Enquanto os COMAD’s tendem a reduzir a discussão das políticas de drogas ao próprio
conselho, tendo dificuldades de se integrarem ao cenário político mais amplo, as conferências
de saúde mental são predominadas por temáticas e atores que deixam a margem questões
próprias das políticas de drogas. Deste modo, a participação social na área de drogas ainda é
frágil e incipiente, sendo um desafio torná-la mais efetiva.
5.7 Formação de recursos humanos
Poucos profissionais são treinados para a abordagem de usuários de álcool e outras
drogas e, consequentemente, a maioria dos profissionais não se sente capaz de atuar nesta
área. A falta de qualificação repercute não só na deficiência de conhecimentos como também
na manutenção de práticas ineficazes, e mesmo na idéia de que o uso de drogas seja uma
questão moral. Por isso, é essencial capacitar os profissionais adequadamente, através de
abordagens contextualizadas à realidade das instituições em que atuam (Souza, 2010,
Ronzani, 2005).
Outro desafio considerável é a articulação com gestores e gerentes que ofereçam suporte
aos profissionais na rotina institucional, pois o engajamento dos mesmos pode contribuir
significativamente para que os conhecimentos e habilidades adquiridos em capacitações sejam
implementados (Ronzani, 2005; Ronzani, Mota e Souza, 2009).
6. Considerações Finais
Neste capítulo procurou-se apresentar as principais abordagens políticas na área de
drogas. Observamos que as políticas atuais visam garantir os direitos dos usuários, rompendo
com abordagens que restringiam esta temática a uma questão de justiça criminal. Haja vista a
escassez de recursos para que os usuários tenham garantidos os seus direitos assistenciais,
muitos são os desafios para a implementação destas políticas.
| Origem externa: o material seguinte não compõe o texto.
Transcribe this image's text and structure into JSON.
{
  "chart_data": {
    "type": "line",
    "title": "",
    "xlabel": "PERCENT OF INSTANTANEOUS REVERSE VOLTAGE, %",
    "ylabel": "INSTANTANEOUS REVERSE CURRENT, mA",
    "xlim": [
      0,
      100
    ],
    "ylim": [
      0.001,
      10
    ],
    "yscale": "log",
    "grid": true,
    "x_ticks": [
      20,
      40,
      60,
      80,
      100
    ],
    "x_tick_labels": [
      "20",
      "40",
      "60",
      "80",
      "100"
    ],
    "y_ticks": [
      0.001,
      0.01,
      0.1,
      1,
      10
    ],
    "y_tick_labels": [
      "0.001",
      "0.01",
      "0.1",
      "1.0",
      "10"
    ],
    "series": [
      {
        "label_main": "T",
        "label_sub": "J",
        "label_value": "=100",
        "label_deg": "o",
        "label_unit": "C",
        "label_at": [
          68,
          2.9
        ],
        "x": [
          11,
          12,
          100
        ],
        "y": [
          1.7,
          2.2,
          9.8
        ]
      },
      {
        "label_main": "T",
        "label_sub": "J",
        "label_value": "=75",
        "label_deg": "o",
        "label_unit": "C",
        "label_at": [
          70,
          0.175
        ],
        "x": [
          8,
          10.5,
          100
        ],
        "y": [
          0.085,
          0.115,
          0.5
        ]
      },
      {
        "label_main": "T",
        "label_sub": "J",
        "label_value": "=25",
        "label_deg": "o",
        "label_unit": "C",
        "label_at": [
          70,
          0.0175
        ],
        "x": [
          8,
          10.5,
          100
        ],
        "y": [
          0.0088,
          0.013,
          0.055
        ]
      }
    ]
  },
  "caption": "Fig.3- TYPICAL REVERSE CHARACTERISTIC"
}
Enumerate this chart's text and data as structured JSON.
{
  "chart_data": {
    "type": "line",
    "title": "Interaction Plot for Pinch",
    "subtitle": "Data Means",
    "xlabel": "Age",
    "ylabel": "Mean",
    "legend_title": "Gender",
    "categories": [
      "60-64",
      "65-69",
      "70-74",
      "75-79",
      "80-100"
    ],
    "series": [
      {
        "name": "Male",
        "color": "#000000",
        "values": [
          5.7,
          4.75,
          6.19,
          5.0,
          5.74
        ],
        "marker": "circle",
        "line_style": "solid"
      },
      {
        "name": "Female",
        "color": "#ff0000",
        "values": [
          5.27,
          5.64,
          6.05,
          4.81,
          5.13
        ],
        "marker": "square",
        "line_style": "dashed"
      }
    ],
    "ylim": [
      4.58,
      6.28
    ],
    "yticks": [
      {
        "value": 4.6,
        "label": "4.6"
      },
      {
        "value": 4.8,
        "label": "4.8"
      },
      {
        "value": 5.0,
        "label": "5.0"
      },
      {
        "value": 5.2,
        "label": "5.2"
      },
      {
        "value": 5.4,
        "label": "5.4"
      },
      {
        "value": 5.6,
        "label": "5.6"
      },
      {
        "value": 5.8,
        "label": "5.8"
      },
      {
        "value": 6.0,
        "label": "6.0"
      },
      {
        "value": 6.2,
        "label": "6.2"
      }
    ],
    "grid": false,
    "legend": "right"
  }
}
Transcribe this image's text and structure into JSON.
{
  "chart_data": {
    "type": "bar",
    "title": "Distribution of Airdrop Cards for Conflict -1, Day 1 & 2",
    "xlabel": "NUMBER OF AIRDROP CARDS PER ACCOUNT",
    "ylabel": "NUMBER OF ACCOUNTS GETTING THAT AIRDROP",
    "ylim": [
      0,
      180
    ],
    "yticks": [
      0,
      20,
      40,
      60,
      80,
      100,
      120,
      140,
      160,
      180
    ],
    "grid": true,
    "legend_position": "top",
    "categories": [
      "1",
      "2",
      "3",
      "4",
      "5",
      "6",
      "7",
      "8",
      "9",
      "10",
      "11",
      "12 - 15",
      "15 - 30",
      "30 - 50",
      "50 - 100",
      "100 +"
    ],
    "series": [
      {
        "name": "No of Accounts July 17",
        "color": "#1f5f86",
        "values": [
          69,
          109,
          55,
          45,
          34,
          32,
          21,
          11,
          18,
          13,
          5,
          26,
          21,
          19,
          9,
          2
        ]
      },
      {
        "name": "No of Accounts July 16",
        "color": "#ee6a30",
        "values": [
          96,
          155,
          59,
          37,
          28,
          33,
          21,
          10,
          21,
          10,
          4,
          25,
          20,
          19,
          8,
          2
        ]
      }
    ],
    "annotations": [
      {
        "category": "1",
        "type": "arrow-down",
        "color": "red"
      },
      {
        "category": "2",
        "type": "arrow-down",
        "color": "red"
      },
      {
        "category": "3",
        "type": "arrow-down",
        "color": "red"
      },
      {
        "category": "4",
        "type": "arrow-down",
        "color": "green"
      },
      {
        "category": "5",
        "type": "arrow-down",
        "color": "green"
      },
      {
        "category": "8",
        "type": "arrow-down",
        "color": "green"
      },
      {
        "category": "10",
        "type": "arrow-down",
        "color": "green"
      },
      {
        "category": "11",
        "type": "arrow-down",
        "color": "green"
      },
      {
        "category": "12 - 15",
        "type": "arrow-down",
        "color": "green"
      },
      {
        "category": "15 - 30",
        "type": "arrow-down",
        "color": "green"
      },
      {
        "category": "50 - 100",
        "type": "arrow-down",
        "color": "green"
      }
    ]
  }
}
Investir em diretrizes que consolidem os pressupostos das políticas de drogas é
fundamental para que elas avancem além da fase de formulação e passem a fazer parte do
“mundo real”. É importante que sejam estabelecidas regras, leis e normas, que vão definir, por
exemplo, como vai ser disponibilizado o financiamento para a realização de ações previstas
pela política. Ou irão estabelecer qual o papel de cada nível do governo, o que o estado deve
fazer, o que cabe ao município (Souza, 2006; Viana & Baptista, 2009). É necessário criar
linhas programáticas que estabeleçam com consistência de que modo consolidar a prevenção,
ou que pactuem o fluxo assistencial para acesso ao tratamento e aos dispositivos assistenciais
necessários para que a atenção seja integral.
Tendo em vista que em diversos municípios brasileiros a implementação destas políticas
é incipiente, para a sua consolidação será necessário uma sistematização de ações que
possibilitem melhor articular e pactuar o envolvimento de todos neste processo.